- Discription : The Asian Elephant is slightly smaller than its African relatives; the easiest way to distinguish the two is that the Asian elephant has smaller Ears. The Asian Elephant tends to grow to around 2 to 3.6 metres (6.6 to 11.8 ft) in height and 3,000–5,000 kilograms (6,600–11,000 lb) in weight. The Asian Elephant has other differences from its African relatives, including a more arched back than the African, one semi-prehensile "finger" at the tip of its trunk as opposed to two, four nails on each hind foot instead of three, and 19 pairs of ribs instead of 21. Also, unlike the African Elephant, the female Asian Elephant usually lacks tusks; if tusks — in that case called "tushes" — are present, they are barely visible, and only seen when the female opens her mouth. Asian elephants are highly intelligent and self-aware, and they have a very large and highly convoluted neocortex, a trait also shared by humans, apes and certain dolphin species. The sizes of elephants in the wild have been exaggerated in the past. However, record elephants may have measured as high as 3.7 metres (12 ft) at the shoulder.

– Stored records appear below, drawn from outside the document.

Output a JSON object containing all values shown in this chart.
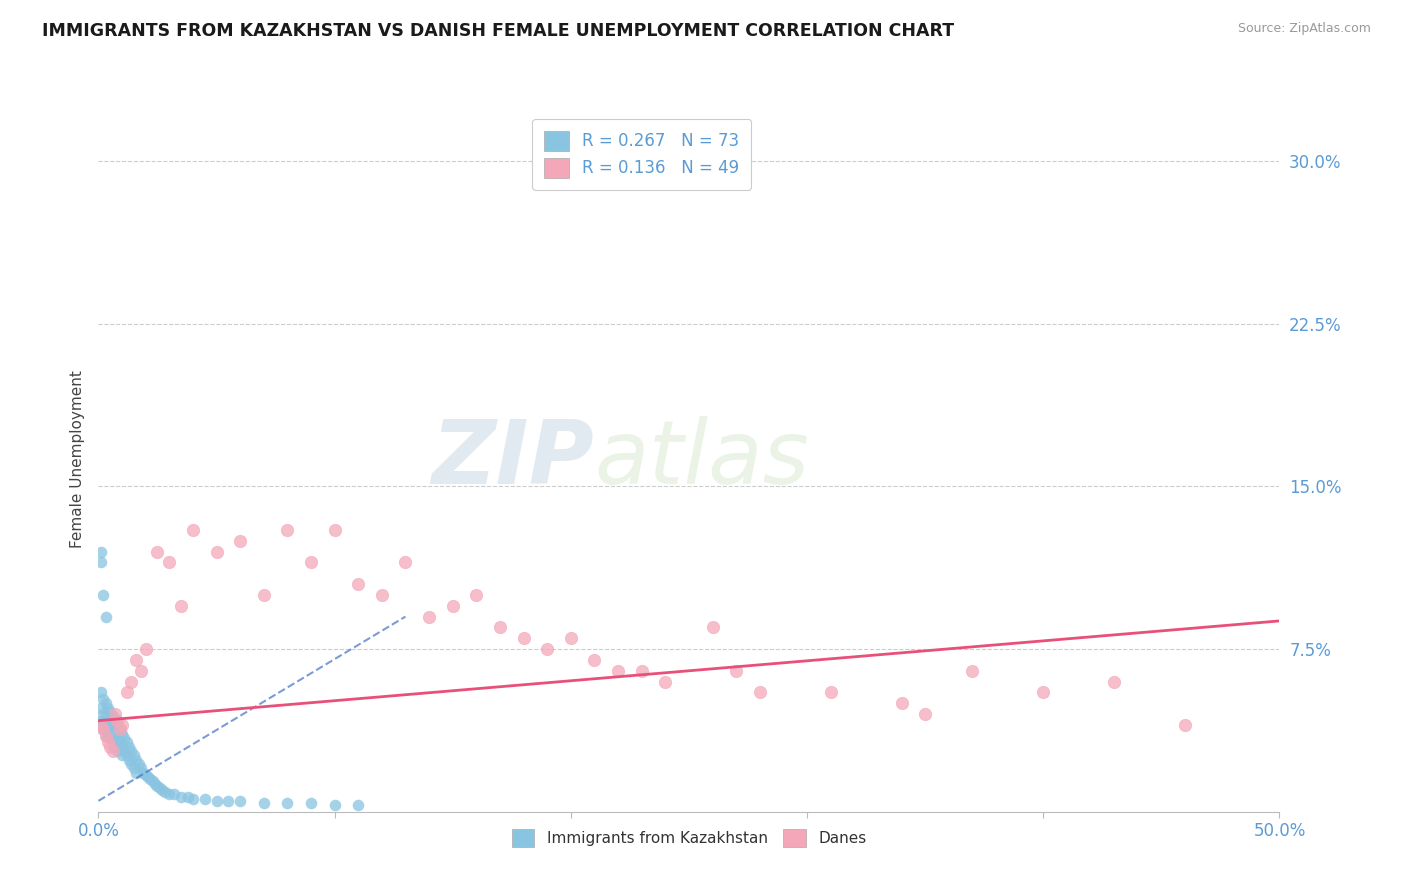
{
  "title": "IMMIGRANTS FROM KAZAKHSTAN VS DANISH FEMALE UNEMPLOYMENT CORRELATION CHART",
  "source": "Source: ZipAtlas.com",
  "ylabel": "Female Unemployment",
  "xlim": [
    0,
    0.5
  ],
  "ylim": [
    0,
    0.325
  ],
  "right_yticks": [
    0.075,
    0.15,
    0.225,
    0.3
  ],
  "right_yticklabels": [
    "7.5%",
    "15.0%",
    "22.5%",
    "30.0%"
  ],
  "legend_label1": "R = 0.267   N = 73",
  "legend_label2": "R = 0.136   N = 49",
  "color_blue": "#89c4e1",
  "color_pink": "#f4a7b9",
  "color_trendline_blue": "#4472c4",
  "color_trendline_pink": "#e8507a",
  "watermark_zip": "ZIP",
  "watermark_atlas": "atlas",
  "background_color": "#ffffff",
  "grid_color": "#cccccc",
  "axis_color": "#5b9bd5",
  "title_color": "#1a1a1a",
  "blue_scatter_x": [
    0.001,
    0.001,
    0.001,
    0.002,
    0.002,
    0.002,
    0.002,
    0.003,
    0.003,
    0.003,
    0.003,
    0.004,
    0.004,
    0.004,
    0.005,
    0.005,
    0.005,
    0.006,
    0.006,
    0.006,
    0.007,
    0.007,
    0.007,
    0.008,
    0.008,
    0.008,
    0.009,
    0.009,
    0.01,
    0.01,
    0.01,
    0.011,
    0.011,
    0.012,
    0.012,
    0.013,
    0.013,
    0.014,
    0.014,
    0.015,
    0.015,
    0.016,
    0.016,
    0.017,
    0.018,
    0.019,
    0.02,
    0.021,
    0.022,
    0.023,
    0.024,
    0.025,
    0.026,
    0.027,
    0.028,
    0.03,
    0.032,
    0.035,
    0.038,
    0.04,
    0.045,
    0.05,
    0.055,
    0.06,
    0.07,
    0.08,
    0.09,
    0.1,
    0.11,
    0.001,
    0.002,
    0.003,
    0.001
  ],
  "blue_scatter_y": [
    0.055,
    0.048,
    0.042,
    0.052,
    0.045,
    0.04,
    0.038,
    0.05,
    0.044,
    0.038,
    0.035,
    0.048,
    0.04,
    0.035,
    0.046,
    0.04,
    0.034,
    0.044,
    0.038,
    0.033,
    0.042,
    0.036,
    0.03,
    0.04,
    0.034,
    0.028,
    0.038,
    0.032,
    0.036,
    0.03,
    0.026,
    0.034,
    0.028,
    0.032,
    0.026,
    0.03,
    0.024,
    0.028,
    0.022,
    0.026,
    0.02,
    0.024,
    0.018,
    0.022,
    0.02,
    0.018,
    0.017,
    0.016,
    0.015,
    0.014,
    0.013,
    0.012,
    0.011,
    0.01,
    0.009,
    0.008,
    0.008,
    0.007,
    0.007,
    0.006,
    0.006,
    0.005,
    0.005,
    0.005,
    0.004,
    0.004,
    0.004,
    0.003,
    0.003,
    0.12,
    0.1,
    0.09,
    0.115
  ],
  "pink_scatter_x": [
    0.001,
    0.002,
    0.003,
    0.004,
    0.005,
    0.006,
    0.007,
    0.008,
    0.009,
    0.01,
    0.012,
    0.014,
    0.016,
    0.018,
    0.02,
    0.025,
    0.03,
    0.035,
    0.04,
    0.05,
    0.06,
    0.07,
    0.08,
    0.09,
    0.1,
    0.11,
    0.12,
    0.13,
    0.14,
    0.15,
    0.16,
    0.17,
    0.18,
    0.19,
    0.2,
    0.21,
    0.22,
    0.23,
    0.24,
    0.26,
    0.27,
    0.28,
    0.31,
    0.34,
    0.35,
    0.37,
    0.4,
    0.43,
    0.46
  ],
  "pink_scatter_y": [
    0.04,
    0.038,
    0.035,
    0.032,
    0.03,
    0.028,
    0.045,
    0.042,
    0.038,
    0.04,
    0.055,
    0.06,
    0.07,
    0.065,
    0.075,
    0.12,
    0.115,
    0.095,
    0.13,
    0.12,
    0.125,
    0.1,
    0.13,
    0.115,
    0.13,
    0.105,
    0.1,
    0.115,
    0.09,
    0.095,
    0.1,
    0.085,
    0.08,
    0.075,
    0.08,
    0.07,
    0.065,
    0.065,
    0.06,
    0.085,
    0.065,
    0.055,
    0.055,
    0.05,
    0.045,
    0.065,
    0.055,
    0.06,
    0.04
  ],
  "pink_trendline_x0": 0.0,
  "pink_trendline_y0": 0.042,
  "pink_trendline_x1": 0.5,
  "pink_trendline_y1": 0.088,
  "blue_trendline_x0": 0.0,
  "blue_trendline_y0": 0.005,
  "blue_trendline_x1": 0.13,
  "blue_trendline_y1": 0.09
}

- Distribution and population: The Asian Elephant population is officially listed as highly endangered and is under threat across the whole of its current range. The situation is so serious that the elephant is in real danger of being extinct within three generations.
Six thousand years ago the Asian elephant ranged over a vast area spreading from what is now modern day Iraq and Syria, across the whole swathe of the Indian sub continent, southeast Asia and up into central China. Large populations were also found on the islands of Sri Lanka, Indonesia and Borneo. It is reasonable to assume that elephant numbered in the millions. As human populations increased the elephant came under pressure and its range began to reduce but even in the 17th century the numbers of elephants were vast. We know for a fact that the Moghul Emperor Jehangir had 113,000 captive elephants in his Empire.
No accurate figure are available for a hundred years ago but in Thailand alone it is estimated that there were over 100,000 elephants so extrapolating by taking Thailand’s current percentage of the population we can estimate that in 1900 there were as many as a million elephants across Asia. Today the total stand at between 38,534 and 52,566 wild elephants and 14,535 and 15,300 domesticated elephants in Asia with perhaps another 1,000 scattered around zoos in the rest of the world.